FAE
"La pyrophilie (du grèc pyr signifiant 'feu' et philein 'aimer/supporter') est la propriété d'un organisme vivant qui tire bénéfice d'un feu. On parle alors d'organisme ou d'espèce pyrophile.
Un ou une pyrophyte (terme inventé par l'ingénieur agronome Kuhnholtz-Lordat) est une plante (phyton) pyrophile, dont la propagation, la multiplication ou la reproduction sont stimulés par le feu (pyr). Les écologues distinguent les pyrophytes passifs et actifs.
Le feu agit favorablement pour certaines espèces, souvent ligneuses, en raison d'écorces épaisses très subérifiées, ou parfois des plantes herbacées grâce à leurs tissus internes humides ou leurs formes de vie (géophytes, thérophytes, plantes cespiteuses).
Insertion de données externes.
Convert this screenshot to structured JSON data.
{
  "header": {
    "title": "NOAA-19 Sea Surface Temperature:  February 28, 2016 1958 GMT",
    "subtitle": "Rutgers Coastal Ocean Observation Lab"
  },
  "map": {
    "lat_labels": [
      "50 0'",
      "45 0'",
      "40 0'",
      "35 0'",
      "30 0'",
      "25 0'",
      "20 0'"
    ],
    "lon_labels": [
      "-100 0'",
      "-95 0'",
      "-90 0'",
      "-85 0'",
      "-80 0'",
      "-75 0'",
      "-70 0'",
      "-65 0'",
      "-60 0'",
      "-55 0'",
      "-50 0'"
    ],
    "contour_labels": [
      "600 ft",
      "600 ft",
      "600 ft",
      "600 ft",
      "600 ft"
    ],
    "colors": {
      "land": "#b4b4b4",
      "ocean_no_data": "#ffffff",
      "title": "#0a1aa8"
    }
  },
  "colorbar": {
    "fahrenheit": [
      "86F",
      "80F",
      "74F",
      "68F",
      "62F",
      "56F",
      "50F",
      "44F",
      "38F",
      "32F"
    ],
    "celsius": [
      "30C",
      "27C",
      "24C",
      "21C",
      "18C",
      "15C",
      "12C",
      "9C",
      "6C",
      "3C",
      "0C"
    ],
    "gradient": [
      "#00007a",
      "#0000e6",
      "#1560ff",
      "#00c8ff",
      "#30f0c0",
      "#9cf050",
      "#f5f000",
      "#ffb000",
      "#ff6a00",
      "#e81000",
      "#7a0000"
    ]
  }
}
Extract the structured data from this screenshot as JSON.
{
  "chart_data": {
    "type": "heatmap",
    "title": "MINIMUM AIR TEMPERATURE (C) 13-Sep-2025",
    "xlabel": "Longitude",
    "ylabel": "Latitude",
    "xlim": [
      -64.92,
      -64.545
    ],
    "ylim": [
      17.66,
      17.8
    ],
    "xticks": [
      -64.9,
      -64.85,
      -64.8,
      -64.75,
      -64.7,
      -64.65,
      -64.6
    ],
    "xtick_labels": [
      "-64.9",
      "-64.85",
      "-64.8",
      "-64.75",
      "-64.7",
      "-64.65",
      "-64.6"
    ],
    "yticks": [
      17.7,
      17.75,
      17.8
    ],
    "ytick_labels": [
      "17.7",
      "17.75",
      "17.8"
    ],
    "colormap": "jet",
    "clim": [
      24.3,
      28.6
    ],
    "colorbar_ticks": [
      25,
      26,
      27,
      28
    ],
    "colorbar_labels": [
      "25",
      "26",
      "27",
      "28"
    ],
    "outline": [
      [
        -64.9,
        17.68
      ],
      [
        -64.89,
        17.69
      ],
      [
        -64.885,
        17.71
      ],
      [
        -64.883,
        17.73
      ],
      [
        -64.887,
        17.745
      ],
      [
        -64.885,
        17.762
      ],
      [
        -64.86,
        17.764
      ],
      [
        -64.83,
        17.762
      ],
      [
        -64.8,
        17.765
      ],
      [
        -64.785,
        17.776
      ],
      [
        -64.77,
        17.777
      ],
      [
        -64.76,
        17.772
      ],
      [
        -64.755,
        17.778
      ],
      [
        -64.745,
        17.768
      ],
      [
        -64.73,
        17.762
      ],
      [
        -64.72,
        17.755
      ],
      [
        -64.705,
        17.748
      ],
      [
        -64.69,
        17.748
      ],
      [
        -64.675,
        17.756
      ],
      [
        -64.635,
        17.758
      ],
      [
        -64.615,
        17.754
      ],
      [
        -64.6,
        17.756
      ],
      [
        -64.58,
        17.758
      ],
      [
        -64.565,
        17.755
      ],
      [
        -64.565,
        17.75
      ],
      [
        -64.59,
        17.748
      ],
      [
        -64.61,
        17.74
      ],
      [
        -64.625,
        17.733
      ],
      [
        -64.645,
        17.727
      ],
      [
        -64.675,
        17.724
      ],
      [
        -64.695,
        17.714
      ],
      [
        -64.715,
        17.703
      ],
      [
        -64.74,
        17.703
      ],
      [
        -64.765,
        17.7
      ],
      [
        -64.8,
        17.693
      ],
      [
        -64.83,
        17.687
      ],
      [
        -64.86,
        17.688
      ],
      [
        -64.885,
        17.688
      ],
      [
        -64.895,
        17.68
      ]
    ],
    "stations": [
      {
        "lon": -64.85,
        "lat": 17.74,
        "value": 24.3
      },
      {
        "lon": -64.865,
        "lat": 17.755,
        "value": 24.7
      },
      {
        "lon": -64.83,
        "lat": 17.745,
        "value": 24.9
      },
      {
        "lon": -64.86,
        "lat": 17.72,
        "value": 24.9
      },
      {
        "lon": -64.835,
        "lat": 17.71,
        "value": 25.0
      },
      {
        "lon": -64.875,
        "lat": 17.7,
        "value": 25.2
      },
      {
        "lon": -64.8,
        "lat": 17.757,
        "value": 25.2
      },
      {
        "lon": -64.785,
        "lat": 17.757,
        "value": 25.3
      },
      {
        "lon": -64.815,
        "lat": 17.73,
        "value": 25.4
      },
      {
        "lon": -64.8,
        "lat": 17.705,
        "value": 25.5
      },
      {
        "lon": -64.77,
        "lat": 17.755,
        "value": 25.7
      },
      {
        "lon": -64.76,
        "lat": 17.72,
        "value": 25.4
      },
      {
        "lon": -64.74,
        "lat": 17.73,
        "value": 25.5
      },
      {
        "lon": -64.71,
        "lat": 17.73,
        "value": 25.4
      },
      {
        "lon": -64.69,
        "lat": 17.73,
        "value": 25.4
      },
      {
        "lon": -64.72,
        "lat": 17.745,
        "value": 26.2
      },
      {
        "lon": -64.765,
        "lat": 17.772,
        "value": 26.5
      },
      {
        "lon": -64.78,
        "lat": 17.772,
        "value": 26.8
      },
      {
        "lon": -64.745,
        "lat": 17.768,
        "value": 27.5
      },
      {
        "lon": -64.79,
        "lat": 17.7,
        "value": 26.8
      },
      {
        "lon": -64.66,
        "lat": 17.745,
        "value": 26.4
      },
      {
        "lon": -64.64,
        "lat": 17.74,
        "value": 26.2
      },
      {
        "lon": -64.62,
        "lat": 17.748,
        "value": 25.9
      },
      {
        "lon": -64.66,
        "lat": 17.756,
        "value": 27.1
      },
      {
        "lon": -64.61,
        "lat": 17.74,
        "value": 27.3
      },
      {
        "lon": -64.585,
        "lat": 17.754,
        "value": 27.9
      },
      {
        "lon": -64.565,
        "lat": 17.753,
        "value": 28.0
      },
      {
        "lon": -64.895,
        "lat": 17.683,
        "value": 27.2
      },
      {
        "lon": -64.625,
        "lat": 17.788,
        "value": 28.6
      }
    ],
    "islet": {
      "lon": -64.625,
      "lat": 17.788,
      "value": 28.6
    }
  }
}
En réalité, la plupart de ces pyrophytes sont de mauvaises compétitrices mais des espèces opportunistes capables d'envahir des terrains bouleversés en absence de compétiteurs agressifs. Le feu agit directement sur les biocénoses car il élimine en premier lieu la végétation arborée dont la croissance est la plus lente et modifie la compétition interspécifique dans les peuplements végétaux et entre ces derniers. L'incendie détruit les plantes plus sensibles ou moins bien protégées et contribue au développement des pyrophytes adaptées aux milieux ouverts. Ce n'est donc pas leur propre destruction que ces plantes favorisent, mais plus exactement leur régénération, et leur capacité d’occupation de ces milieux ouverts.
Pyrophytes passifs
Les pyrophytes passifs résistent à l'effet du feu grâce à des mécanismes ou des particularités diverses telle que la présence d'une écorce épaisse (séquoias géants, séquoias toujours verts, chênes-lièges, niaouli qui s'étend dans les régions où les feux de brousse sont devenus un mode de défrichement), une mauvaise flammabilité (susceptibilité à prendre feu chez les tamarix, les Atriplex, les chênes caducifoliés ou les essences à bois très dur : if, buis) ou la présence d'organes souterrains de régénération ou de réserves (fougères aigles, divers géophytes).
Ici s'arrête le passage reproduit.